- Country: China
- Location: Yajiang County, Sichuan Province, China
- Coordinates: 30°11′49″N 101°00′38.98″E﻿ / ﻿30.19694°N 101.0108278°E
- Status: Complete
- Construction began: 2009
- Opening date: 2021
- Owners: Ertan Hydropower Development Company, Ltd

Dam and spillways
- Type of dam: Embankment, clay-core rock-fill
- Impounds: Yalong River
- Height: 295 m (968 ft)
- Length: 650 m (2,133 ft)

Reservoir
- Creates: Lianghekou Reservoir
- Total capacity: 10,767,000,000 m^{3} (8,728,949 acre⋅ft)
- Catchment area: 65,200 km^{2} (25,174 sq mi)

Power Station
- Commission date: 18 March 2022
- Turbines: 6 x 500 MW Francis-type
- Installed capacity: 3,000 MW

= Lianghekou Dam =

The Lianghekou Dam (meaning: "mouth of two rivers") is a clay-core rockfill embankment dam currently in operation on the Yalong River, a tributary of Yangtze River, in Yajiang County, Sichuan Province, China. The dam is located at the confluence of the Yalong, Xianshui, and Qingda Rivers. The 295 m dam is the highest embankment dam in the country and supports a 3,000 MW power station. Studies for the dam were completed between 2005 and 2009, with preliminary construction beginning that year. Major works on the dam officially began in October 2014. The first two generators were commissioned in September 2021, and the final unit was put in service in March 2022. With the reservoir's relatively large active capacity with respect to the river's annual flow, it can regulate the river flow across multiple years and increase the downstream hydroelectric power stations' output by smoothing out river flow peaks and troughs.

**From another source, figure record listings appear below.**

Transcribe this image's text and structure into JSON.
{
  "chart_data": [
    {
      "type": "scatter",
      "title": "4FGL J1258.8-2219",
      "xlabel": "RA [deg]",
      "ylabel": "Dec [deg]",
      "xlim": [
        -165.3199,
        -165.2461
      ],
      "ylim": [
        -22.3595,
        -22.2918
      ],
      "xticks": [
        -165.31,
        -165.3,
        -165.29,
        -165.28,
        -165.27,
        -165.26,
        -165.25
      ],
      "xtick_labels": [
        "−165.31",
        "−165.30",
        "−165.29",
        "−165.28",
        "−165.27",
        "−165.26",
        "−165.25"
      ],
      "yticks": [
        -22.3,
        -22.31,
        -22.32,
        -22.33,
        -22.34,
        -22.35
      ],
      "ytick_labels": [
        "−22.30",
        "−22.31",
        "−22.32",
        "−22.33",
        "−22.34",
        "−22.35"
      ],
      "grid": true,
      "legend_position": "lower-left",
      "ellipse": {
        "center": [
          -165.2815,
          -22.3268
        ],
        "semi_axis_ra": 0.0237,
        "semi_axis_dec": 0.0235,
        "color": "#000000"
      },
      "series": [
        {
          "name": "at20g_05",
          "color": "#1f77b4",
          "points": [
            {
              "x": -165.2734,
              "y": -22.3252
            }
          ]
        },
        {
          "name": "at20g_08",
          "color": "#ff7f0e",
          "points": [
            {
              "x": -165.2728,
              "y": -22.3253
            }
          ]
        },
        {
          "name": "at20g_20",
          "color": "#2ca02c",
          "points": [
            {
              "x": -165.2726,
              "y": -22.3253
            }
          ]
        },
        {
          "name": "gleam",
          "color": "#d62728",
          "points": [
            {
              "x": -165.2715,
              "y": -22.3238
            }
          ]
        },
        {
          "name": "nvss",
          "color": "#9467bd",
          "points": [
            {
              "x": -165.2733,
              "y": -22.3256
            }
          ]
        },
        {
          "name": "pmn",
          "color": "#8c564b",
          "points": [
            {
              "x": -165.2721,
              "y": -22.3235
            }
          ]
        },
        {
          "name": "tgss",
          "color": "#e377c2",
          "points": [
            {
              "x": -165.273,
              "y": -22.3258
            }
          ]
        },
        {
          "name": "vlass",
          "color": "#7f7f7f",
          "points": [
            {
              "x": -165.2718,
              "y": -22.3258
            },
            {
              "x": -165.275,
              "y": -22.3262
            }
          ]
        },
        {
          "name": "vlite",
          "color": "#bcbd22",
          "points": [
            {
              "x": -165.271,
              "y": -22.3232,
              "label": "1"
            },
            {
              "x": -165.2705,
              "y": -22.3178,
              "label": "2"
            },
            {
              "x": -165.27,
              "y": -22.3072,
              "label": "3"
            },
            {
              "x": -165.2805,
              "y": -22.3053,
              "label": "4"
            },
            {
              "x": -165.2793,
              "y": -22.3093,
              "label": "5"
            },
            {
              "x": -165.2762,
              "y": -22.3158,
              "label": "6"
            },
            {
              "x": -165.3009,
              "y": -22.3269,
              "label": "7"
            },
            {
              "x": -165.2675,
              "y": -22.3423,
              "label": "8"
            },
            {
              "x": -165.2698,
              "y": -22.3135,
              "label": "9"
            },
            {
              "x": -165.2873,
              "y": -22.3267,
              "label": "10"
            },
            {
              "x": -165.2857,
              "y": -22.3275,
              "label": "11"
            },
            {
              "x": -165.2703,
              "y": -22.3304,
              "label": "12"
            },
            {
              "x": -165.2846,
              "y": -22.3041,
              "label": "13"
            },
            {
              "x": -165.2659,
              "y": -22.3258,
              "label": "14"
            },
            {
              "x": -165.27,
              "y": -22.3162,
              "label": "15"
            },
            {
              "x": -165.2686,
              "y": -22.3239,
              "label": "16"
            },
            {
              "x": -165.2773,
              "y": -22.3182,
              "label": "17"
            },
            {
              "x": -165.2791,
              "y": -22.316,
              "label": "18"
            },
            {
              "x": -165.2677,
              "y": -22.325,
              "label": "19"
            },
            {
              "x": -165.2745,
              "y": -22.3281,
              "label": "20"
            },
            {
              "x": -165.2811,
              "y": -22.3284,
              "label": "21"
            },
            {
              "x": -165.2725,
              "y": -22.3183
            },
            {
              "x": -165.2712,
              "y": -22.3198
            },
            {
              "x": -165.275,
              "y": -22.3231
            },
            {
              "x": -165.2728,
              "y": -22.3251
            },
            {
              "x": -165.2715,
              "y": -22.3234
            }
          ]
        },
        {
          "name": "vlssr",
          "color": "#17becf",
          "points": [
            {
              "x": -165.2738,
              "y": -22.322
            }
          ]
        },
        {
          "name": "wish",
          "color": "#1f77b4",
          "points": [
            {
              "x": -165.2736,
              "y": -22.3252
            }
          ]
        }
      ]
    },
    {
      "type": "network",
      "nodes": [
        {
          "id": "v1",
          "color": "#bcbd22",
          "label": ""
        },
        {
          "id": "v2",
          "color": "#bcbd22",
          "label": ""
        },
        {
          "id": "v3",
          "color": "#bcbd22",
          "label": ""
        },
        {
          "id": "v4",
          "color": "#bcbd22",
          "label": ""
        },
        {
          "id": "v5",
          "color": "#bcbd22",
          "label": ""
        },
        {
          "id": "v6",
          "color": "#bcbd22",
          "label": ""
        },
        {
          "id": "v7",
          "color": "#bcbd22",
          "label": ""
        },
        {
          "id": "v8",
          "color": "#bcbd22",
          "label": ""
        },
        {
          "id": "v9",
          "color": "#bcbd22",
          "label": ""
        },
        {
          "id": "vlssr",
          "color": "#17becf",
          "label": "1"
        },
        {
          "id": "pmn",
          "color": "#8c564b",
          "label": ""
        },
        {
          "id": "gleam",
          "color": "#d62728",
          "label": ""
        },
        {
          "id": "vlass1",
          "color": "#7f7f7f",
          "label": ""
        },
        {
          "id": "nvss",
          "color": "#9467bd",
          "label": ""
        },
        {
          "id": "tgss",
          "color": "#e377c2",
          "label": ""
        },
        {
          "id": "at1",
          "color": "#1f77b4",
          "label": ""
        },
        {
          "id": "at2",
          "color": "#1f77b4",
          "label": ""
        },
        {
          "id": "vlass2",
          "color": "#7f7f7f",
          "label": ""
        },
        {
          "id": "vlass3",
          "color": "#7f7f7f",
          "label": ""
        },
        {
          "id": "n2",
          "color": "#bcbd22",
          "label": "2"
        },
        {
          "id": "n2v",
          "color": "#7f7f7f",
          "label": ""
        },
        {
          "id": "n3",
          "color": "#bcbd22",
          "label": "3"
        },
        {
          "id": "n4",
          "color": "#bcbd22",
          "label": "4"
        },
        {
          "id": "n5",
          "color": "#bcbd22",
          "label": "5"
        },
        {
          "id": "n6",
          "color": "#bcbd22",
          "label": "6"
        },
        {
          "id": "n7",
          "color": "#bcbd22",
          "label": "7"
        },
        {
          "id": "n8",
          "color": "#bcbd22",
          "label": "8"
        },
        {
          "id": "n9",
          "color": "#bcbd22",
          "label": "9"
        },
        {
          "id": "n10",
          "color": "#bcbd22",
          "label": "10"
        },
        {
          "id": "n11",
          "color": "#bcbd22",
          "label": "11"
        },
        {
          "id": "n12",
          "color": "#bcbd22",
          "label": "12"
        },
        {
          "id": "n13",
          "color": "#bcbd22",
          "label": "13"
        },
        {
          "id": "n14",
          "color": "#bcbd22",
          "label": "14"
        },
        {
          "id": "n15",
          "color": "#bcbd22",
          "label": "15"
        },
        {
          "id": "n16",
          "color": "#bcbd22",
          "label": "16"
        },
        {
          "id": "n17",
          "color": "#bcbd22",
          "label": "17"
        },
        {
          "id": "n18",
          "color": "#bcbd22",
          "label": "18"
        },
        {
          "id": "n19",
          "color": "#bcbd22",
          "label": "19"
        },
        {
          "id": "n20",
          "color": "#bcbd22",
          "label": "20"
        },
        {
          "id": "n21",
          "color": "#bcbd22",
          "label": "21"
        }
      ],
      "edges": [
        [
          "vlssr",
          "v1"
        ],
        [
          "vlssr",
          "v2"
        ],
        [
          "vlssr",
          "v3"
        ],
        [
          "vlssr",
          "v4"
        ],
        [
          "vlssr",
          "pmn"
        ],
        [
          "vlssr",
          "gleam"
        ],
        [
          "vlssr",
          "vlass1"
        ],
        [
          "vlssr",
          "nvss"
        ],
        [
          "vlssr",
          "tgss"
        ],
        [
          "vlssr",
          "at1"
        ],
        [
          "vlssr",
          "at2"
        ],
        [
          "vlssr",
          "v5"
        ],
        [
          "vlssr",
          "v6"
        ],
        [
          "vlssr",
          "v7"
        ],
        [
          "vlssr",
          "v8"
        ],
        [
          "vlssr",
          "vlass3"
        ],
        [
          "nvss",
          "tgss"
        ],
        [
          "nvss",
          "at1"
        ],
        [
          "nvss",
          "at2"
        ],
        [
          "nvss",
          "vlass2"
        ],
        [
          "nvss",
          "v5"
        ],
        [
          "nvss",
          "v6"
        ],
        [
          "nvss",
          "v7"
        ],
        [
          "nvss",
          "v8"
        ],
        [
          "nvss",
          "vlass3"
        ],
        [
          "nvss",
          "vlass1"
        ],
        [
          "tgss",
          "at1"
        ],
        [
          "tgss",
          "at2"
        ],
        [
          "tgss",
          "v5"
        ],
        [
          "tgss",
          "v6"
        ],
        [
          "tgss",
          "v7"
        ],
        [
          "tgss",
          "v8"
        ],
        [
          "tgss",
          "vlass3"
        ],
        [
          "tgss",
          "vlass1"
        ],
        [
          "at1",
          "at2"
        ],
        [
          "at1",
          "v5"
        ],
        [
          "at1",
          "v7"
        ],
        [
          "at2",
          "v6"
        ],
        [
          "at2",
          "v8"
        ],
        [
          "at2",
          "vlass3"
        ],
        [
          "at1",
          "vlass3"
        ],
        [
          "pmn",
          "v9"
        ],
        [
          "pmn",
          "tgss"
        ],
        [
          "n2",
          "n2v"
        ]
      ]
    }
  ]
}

A pumped-storage hydroelectric plant of 1200 MW is under construction, taking advantage of the large reservoir size.

Over 4,900 people were relocated during the construction of the dam.

There are several solar and wind projects that are in operation (1,000 MW) or under construction (2,200 MW) near the dam, taking advantage of the dam's existing power transmission system and the ability to regulate the hydroelectric power output to compensate the variable wind and solar output.